民生常任委員会行政視察研修(松山市)

平成29年3月議会において、平成29年度三豊市一般会計予算の中の山本地区就学前施設建設事業費55,486,000円に対して、附帯決議が出され採決の結果可決されていました。〔付帯決議の内容は、2017年3月17日の『三豊市議会予算委員会(平成29年度)』で形成したいます〕

平成29年7月25日(火)に実施された今回の視察研修は、附帯決議にそうような施設建設の可能性を研究するためのひとつの事例として計画されました。訪問したのは愛媛県松山市余土(よど)保育園で、視察テーマは「余土中学校旧校舎の活用について(保育園移転について)」です。

 

余土保育園は、余土中学校の旧校舎を改築した複合施設の中にあり、本年4月開園した。この施設は、余土保育園の他に、余土児童クラブと松山市子ども総合相談センター余土事務所が設置されている。ここに置かれたいづれの施設にとっても、社会状況の変化から新たな施設整備の必要があり、いかに対応するべきか検討されていた。

●余土保育園の整備前の状況は、余土中学校に隣接する公立保育所で、昭和40年に建設された木造2階建ての園舎だった。耐震化のため改築が必要であったが、敷地が狭く、改築工事実施が困難な状況であった。

●余土児童クラブの整備前の状況は、余土小学校の児童が利用する施設でありながら、小学校から離れた国道を横断しなければならない場所にあった。また、利用児童数の増加で施設が手狭になっていた。

●子ども総合相談センターは、松山市内に既存施設として中心部と北部地域の2か所あったが、子育て世代人口が南西部地域で増加したことにより、相談の利便性を向上するため、3カ所目として設置が求められた。

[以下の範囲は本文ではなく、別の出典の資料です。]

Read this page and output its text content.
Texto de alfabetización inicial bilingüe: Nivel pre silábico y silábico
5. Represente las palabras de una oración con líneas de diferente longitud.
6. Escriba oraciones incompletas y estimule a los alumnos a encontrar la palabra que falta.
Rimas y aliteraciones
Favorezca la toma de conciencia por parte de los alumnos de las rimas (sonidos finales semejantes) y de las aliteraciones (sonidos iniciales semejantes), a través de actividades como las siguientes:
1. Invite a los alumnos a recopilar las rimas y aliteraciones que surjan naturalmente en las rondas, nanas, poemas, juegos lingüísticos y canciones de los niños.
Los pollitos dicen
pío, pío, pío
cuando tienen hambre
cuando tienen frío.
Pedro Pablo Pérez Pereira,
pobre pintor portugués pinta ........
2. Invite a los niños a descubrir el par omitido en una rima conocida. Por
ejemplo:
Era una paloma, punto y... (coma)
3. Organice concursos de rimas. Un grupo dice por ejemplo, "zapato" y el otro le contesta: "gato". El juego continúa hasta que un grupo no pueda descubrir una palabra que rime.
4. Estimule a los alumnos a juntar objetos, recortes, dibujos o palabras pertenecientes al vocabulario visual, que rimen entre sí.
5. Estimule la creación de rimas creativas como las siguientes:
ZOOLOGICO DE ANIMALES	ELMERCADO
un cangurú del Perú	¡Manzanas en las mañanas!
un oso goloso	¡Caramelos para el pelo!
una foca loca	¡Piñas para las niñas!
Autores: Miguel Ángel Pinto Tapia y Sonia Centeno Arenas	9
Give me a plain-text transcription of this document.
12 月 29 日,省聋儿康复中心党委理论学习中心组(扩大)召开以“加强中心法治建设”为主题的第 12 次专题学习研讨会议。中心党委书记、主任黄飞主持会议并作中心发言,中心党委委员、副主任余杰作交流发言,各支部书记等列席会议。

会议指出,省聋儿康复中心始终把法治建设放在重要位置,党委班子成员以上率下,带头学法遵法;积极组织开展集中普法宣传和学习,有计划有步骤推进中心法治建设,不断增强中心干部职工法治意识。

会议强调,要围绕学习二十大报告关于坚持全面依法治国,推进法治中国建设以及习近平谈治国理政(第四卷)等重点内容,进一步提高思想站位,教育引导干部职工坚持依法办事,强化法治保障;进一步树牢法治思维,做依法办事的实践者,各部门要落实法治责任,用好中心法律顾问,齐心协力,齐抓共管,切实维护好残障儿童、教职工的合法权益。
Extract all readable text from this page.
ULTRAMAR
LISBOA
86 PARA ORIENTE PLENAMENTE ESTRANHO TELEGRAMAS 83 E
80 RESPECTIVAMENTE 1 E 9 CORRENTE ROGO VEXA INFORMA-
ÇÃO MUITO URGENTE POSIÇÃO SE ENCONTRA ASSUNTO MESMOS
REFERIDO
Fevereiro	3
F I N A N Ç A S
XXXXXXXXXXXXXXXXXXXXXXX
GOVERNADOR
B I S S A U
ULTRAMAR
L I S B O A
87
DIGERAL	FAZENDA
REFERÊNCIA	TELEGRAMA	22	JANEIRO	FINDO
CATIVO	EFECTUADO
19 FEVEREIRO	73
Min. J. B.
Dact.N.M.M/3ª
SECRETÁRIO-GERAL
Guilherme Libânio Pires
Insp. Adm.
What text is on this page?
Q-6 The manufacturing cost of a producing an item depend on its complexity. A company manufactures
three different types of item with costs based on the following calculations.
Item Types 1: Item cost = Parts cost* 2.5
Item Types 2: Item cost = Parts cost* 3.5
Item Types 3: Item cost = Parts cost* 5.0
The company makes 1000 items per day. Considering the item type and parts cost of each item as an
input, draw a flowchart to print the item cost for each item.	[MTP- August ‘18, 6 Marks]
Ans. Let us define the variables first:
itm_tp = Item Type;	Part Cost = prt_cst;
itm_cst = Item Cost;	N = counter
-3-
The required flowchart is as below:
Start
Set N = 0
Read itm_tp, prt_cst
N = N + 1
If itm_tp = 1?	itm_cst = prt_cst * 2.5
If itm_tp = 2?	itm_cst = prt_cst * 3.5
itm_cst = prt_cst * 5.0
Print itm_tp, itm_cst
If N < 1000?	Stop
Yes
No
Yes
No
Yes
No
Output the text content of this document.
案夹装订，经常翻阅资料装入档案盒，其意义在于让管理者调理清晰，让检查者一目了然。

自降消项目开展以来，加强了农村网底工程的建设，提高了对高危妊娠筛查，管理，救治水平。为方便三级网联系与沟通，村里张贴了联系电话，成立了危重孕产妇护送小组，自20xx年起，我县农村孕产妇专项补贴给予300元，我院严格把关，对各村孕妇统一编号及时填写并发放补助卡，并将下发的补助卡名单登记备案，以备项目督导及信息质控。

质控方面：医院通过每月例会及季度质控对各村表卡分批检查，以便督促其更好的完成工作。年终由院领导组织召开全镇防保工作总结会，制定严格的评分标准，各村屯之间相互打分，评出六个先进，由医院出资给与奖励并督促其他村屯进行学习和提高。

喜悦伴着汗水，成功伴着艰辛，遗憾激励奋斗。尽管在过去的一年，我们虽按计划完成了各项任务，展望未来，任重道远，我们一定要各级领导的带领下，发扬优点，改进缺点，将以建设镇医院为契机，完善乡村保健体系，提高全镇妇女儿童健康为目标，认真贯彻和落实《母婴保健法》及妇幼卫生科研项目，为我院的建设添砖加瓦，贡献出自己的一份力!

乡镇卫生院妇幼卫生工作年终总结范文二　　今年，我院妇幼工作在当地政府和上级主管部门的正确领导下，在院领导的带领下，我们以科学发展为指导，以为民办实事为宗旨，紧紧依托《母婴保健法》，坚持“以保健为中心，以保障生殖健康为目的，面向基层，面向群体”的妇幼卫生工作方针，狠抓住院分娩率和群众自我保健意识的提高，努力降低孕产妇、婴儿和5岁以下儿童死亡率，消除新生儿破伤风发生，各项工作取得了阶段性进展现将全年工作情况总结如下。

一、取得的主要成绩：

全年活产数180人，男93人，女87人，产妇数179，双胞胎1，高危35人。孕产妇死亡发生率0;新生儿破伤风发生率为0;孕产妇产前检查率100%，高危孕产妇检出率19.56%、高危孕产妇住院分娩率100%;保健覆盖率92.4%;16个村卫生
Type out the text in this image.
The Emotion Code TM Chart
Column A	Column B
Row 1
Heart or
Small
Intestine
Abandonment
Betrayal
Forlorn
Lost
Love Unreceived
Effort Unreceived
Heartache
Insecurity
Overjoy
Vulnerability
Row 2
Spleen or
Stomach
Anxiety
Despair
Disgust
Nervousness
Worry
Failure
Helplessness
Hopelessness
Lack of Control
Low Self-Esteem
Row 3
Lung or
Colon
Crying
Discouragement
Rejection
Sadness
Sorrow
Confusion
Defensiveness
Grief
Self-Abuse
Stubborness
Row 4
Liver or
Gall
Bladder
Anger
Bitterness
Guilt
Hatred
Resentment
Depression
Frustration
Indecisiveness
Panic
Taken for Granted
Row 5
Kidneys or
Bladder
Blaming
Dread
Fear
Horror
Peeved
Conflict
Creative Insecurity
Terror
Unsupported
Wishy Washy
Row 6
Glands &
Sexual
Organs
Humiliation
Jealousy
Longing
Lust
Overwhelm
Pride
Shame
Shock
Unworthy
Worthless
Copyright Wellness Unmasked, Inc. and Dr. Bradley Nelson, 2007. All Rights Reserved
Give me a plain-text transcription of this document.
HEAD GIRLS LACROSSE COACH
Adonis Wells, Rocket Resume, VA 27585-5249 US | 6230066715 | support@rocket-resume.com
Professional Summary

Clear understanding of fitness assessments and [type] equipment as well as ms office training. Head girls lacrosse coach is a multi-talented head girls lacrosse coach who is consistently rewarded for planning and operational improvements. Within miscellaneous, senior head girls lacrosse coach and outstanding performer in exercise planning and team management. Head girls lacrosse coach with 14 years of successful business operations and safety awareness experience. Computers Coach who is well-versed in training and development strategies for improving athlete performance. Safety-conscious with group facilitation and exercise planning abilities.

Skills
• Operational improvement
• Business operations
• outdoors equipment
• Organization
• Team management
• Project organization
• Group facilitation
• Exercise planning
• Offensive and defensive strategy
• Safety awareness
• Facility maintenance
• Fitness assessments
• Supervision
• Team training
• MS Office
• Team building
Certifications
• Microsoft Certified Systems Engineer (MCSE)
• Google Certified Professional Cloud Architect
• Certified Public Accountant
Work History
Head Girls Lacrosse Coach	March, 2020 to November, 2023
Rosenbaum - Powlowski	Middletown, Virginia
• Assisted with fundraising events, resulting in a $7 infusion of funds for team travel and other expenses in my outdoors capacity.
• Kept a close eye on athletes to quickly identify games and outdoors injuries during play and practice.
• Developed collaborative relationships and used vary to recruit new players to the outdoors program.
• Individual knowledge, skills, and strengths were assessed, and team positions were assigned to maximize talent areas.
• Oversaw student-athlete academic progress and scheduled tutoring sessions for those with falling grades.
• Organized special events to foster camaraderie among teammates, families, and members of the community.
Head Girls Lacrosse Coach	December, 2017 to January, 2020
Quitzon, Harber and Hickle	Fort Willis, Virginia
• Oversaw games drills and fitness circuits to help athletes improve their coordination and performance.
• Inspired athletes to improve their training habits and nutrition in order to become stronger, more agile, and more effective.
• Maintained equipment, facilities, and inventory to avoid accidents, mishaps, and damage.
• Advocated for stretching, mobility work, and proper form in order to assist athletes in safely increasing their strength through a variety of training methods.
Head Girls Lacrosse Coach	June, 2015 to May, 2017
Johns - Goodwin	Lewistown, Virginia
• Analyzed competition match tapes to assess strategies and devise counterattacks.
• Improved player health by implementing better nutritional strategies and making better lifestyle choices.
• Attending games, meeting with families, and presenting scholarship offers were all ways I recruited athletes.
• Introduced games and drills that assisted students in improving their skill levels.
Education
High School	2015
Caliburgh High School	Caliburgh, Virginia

このような状況の中、余土中学校の跡地利用を地元のまりづくり協議会と市との間で協議を重ね、公民館等の地域施設エリアと保育園・児童クラブ等の子育て施設エリア、売却エリアに分け、活用計画が作成された。それにより、余土中学校旧校舎の内、昭和61年度(平成29年度で31年経過)に新耐震基準で建築されていた鉄筋コンクリート3階建てを、保育園・児童クラブ等の子育て施設として利活用することとなった。旧校舎の改築総事業費は約3.5億円。延床面積2,189㎡、㎡当たり単価約156,000円。3つの施設に要した費用内訳は、保育園1.8億円、児童クラブ0.9億円、センター0.8億円。耐久年数は、RC造建物を60年とすると、耐用年数は残り29年であるが、今回の改築で延伸すると考えている。

【3つの施設の配置図】

基礎や躯体等の構造部を活かすことで軽減できた費用を、非構造部である内装や設備等に余裕をもって投入することができた。その結果、保育と子育て支援・総合相談環境の充実が実現した。

例えば、保育園の遊戯室は3階にあるが、園児が階段を自力でのぼれるための手すりを設置することで、子どもの自ら成長する力を引き出すような工夫をしている。また、旧校舎の広い廊下によって保育環境をゆったりとしたものとなり、安心感とともに保育のしやすさにつながっている。

 

三豊市の政策方針の根幹である「遊休施設の有効利活用」と「財政健全化」に沿った山本地域就学前施設建設計画は、大野小学校旧校舎を活用することによって、実現可能であるという確信につながる研修でした。